A Connecticut thrift's former president, charged last year with trying to plant cocaine on a business rival to discredit him, has agreed to be banned from banking, according to sources familiar with the situation.

The Federal Deposit Insurance Corp. reached an agreement with William R. Wilcox Jr., the former president of Savings Institute, Willimantic, barring him from participating in the affairs of any financial institution, the sources said. The agency had been investigating alleged improprieties at the thrift since April.

FDIC officials would not confirm the order against Mr. Wilcox, who resigned in June, and Mr. Wilcox could not be reached for comment. The sources said a ban order has not been issued by the agency but is likely to be finalized shortly.

Rheo A. Brouillard, who has been president and chief executive of $250 million-asset Savings Institute since August, said he wasn't aware of an FDIC agreement with Mr. Wilcox and couldn't comment on an ongoing investigation.

Susan Peck, Mr. Wilcox's attorney, declined to comment on the matter.

But Michigan lawyer Dennis O. Brown, who has been involved in cases against Mr. Wilcox, said a senior regional FDIC attorney told him that Mr. Wilcox agreed to the order so that the FDIC would not make any factual determinations that could be used in other legal proceedings.

Two other sources, who requested anonymity, confirmed that Mr. Wilcox had agreed to be banned from the industry.

Mr. Brown is the lawyer for a former thrift officer who complained to the FDIC about Mr. Wilcox's alleged improprieties at the bank. The officer, who was fired from Savings Institute, is seeking compensation from the thrift, but has not filed suit.

Mr. Brown also represents Kenneth A. Foisie, president of Connecticut Financial Network, a brokerage firm that operated from Savings Institute branches and shared revenue with the thrift until Mr. Wilcox allegedly terminated the contract. Mr. Foisie is currently suing both the thrift and Mr. Wilcox.

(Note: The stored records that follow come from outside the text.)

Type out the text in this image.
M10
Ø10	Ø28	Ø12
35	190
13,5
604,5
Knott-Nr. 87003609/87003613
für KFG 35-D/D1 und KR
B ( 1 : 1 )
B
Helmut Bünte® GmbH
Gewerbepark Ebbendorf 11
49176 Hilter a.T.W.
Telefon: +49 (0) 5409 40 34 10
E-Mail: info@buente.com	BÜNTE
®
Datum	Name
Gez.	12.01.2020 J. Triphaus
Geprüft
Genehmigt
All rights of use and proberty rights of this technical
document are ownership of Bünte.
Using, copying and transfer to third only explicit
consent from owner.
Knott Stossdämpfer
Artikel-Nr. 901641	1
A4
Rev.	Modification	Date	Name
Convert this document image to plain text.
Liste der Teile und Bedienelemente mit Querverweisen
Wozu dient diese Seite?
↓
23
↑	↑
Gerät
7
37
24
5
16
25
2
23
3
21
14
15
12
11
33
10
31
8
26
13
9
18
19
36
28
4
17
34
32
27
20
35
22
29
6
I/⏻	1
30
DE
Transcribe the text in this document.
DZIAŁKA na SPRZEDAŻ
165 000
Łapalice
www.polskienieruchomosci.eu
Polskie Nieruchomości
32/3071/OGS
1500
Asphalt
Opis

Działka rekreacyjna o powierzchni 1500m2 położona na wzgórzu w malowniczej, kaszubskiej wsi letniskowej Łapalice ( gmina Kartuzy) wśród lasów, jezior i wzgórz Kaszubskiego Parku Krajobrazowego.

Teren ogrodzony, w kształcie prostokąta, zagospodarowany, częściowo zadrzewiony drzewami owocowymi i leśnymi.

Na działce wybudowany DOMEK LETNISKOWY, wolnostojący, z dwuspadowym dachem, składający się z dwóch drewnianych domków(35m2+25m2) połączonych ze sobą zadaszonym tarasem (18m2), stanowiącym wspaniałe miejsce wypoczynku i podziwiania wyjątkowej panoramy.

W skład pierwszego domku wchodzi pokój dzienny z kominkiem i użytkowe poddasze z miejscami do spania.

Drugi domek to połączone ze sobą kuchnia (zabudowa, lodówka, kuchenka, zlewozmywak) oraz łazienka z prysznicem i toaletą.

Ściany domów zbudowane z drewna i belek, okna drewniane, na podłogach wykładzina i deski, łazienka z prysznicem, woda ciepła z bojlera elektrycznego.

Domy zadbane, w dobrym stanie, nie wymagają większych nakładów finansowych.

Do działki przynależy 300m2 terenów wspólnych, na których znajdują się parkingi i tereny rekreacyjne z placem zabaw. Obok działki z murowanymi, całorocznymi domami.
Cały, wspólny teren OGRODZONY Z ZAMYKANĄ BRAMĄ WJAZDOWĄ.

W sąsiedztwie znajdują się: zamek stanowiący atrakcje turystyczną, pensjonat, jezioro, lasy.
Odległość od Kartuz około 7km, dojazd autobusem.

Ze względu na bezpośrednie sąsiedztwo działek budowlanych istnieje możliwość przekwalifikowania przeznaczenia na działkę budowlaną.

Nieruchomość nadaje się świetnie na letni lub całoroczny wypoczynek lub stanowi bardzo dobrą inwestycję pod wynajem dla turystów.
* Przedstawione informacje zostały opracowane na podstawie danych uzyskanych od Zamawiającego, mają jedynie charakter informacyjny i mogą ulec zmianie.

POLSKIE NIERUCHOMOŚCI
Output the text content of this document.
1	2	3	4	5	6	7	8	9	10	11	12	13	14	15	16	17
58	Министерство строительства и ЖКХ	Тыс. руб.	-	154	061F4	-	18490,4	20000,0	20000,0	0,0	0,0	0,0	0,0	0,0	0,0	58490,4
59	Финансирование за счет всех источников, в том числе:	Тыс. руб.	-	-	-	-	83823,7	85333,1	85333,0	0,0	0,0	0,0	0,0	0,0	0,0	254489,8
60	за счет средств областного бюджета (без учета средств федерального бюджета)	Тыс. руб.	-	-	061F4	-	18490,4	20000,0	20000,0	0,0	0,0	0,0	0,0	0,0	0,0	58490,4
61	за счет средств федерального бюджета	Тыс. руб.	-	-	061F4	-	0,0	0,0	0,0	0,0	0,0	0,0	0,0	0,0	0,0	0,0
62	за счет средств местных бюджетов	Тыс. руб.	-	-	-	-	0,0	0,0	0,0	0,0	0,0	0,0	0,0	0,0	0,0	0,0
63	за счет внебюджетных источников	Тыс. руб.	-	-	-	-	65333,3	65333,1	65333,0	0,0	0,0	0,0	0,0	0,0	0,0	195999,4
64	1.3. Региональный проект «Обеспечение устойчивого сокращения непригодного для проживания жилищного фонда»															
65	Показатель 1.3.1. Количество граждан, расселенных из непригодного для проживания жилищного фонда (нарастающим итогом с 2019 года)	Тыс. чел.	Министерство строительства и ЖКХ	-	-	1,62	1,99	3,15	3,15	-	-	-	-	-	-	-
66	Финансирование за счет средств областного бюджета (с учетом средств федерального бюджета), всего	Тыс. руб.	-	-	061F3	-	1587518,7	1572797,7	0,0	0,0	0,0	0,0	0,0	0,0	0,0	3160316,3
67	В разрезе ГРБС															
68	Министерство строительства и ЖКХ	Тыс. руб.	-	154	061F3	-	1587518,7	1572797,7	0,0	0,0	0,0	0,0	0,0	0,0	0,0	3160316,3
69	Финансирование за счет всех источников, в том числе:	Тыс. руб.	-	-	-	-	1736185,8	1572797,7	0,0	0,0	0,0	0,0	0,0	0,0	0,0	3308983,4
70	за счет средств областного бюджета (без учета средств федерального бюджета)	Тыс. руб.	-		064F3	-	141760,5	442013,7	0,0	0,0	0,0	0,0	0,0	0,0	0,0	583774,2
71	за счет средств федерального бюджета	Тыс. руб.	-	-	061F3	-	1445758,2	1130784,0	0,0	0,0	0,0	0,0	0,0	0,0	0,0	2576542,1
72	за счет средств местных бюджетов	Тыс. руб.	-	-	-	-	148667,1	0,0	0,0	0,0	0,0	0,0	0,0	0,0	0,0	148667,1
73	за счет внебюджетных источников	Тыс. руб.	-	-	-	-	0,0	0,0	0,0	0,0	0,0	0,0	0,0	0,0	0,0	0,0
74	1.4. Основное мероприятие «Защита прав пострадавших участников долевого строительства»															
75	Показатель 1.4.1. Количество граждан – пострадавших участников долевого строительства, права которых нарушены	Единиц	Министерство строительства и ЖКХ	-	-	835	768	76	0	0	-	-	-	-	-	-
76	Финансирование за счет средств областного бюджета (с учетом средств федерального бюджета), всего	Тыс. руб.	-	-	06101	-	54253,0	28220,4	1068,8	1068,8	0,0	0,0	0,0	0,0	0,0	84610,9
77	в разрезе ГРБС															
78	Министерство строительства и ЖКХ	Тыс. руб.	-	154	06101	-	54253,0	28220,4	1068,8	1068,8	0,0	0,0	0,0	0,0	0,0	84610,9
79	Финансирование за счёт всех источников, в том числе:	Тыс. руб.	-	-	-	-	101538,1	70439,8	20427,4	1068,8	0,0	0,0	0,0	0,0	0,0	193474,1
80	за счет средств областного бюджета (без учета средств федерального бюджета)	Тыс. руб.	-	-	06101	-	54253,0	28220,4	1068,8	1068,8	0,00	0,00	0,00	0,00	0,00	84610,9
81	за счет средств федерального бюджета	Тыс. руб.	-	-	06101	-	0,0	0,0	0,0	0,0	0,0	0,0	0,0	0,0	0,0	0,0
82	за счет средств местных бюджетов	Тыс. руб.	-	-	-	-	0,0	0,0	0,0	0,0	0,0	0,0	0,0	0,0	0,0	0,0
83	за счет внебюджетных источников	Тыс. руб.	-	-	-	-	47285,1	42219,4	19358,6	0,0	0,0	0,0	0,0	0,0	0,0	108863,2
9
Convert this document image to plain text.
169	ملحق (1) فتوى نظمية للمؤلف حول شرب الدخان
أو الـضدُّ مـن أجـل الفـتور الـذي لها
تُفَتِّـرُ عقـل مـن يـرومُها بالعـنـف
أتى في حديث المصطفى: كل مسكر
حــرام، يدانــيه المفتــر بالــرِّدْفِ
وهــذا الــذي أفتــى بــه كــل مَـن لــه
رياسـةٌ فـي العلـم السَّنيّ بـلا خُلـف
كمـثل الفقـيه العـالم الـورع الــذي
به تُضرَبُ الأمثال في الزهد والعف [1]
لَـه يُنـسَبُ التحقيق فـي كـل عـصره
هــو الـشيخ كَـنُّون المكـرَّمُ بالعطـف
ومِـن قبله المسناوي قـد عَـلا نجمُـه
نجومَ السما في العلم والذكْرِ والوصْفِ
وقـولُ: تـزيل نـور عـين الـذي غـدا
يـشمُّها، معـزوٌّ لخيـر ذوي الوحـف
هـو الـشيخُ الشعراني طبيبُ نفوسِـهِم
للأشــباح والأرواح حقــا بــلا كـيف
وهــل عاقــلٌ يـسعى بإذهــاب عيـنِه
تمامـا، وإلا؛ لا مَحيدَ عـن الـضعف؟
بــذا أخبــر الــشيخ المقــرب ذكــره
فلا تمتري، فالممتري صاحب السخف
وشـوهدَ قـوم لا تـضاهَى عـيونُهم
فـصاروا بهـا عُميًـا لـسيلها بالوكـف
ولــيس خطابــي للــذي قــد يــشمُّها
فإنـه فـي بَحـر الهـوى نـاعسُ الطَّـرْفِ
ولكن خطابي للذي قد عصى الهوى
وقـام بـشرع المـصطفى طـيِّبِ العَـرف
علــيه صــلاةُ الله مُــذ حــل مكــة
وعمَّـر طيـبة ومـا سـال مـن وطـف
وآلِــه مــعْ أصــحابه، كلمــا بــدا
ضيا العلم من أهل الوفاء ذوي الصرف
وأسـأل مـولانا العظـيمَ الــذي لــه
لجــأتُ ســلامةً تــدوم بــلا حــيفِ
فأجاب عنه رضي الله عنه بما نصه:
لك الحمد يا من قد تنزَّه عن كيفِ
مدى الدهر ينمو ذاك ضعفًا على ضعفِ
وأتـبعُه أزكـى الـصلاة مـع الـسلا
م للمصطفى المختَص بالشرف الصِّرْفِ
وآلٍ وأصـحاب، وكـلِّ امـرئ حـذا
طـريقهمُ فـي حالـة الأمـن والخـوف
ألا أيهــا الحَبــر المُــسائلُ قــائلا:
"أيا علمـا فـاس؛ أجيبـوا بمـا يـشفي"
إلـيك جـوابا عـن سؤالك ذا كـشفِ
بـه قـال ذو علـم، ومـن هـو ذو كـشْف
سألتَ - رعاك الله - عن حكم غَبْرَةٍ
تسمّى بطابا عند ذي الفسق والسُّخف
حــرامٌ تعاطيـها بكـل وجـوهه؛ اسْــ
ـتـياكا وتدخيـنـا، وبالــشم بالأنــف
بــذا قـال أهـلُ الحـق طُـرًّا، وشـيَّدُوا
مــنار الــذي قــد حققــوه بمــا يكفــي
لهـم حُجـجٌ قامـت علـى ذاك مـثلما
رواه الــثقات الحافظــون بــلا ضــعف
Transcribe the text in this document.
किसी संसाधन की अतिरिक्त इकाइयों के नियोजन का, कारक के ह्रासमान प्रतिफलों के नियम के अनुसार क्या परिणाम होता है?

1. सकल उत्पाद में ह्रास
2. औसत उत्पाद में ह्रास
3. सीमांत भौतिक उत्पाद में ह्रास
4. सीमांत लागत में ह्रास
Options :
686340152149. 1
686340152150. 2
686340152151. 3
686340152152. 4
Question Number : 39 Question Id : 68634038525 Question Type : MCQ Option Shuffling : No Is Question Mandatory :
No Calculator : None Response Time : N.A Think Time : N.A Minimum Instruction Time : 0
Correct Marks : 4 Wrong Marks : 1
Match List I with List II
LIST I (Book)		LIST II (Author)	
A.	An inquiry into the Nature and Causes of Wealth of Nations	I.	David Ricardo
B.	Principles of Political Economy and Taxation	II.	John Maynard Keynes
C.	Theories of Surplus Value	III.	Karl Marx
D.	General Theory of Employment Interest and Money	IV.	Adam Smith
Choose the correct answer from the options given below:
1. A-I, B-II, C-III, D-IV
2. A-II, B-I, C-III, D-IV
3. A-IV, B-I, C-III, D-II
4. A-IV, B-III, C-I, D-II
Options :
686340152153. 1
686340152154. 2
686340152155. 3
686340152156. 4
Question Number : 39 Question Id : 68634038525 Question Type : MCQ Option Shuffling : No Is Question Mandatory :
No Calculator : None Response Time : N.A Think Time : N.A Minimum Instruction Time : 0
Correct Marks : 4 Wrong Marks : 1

"My clients are encouraged and relieved that the government has finally begun to hold Mr. Wilcox accountable for his scandalous conduct," Mr. Brown said in a statement. "Sadly, many innocent people have been hurt and have had their careers and lives disrupted as a result of the sorry events which played out at the Savings Institute while Mr. Wilcox was its president.

"The logical inference of the FDIC's order is that the prior disclosures were only the tip of the iceberg."

The lawsuits filed by Mr. Foisie and by Leonard Morganson, a former senior vice president and trust officer at the thrift, allege that Mr. Wilcox sought to plant cocaine on William McGurk, president of Savings Bank of Rockville, to discredit him after a merger attempt between the two thrifts failed.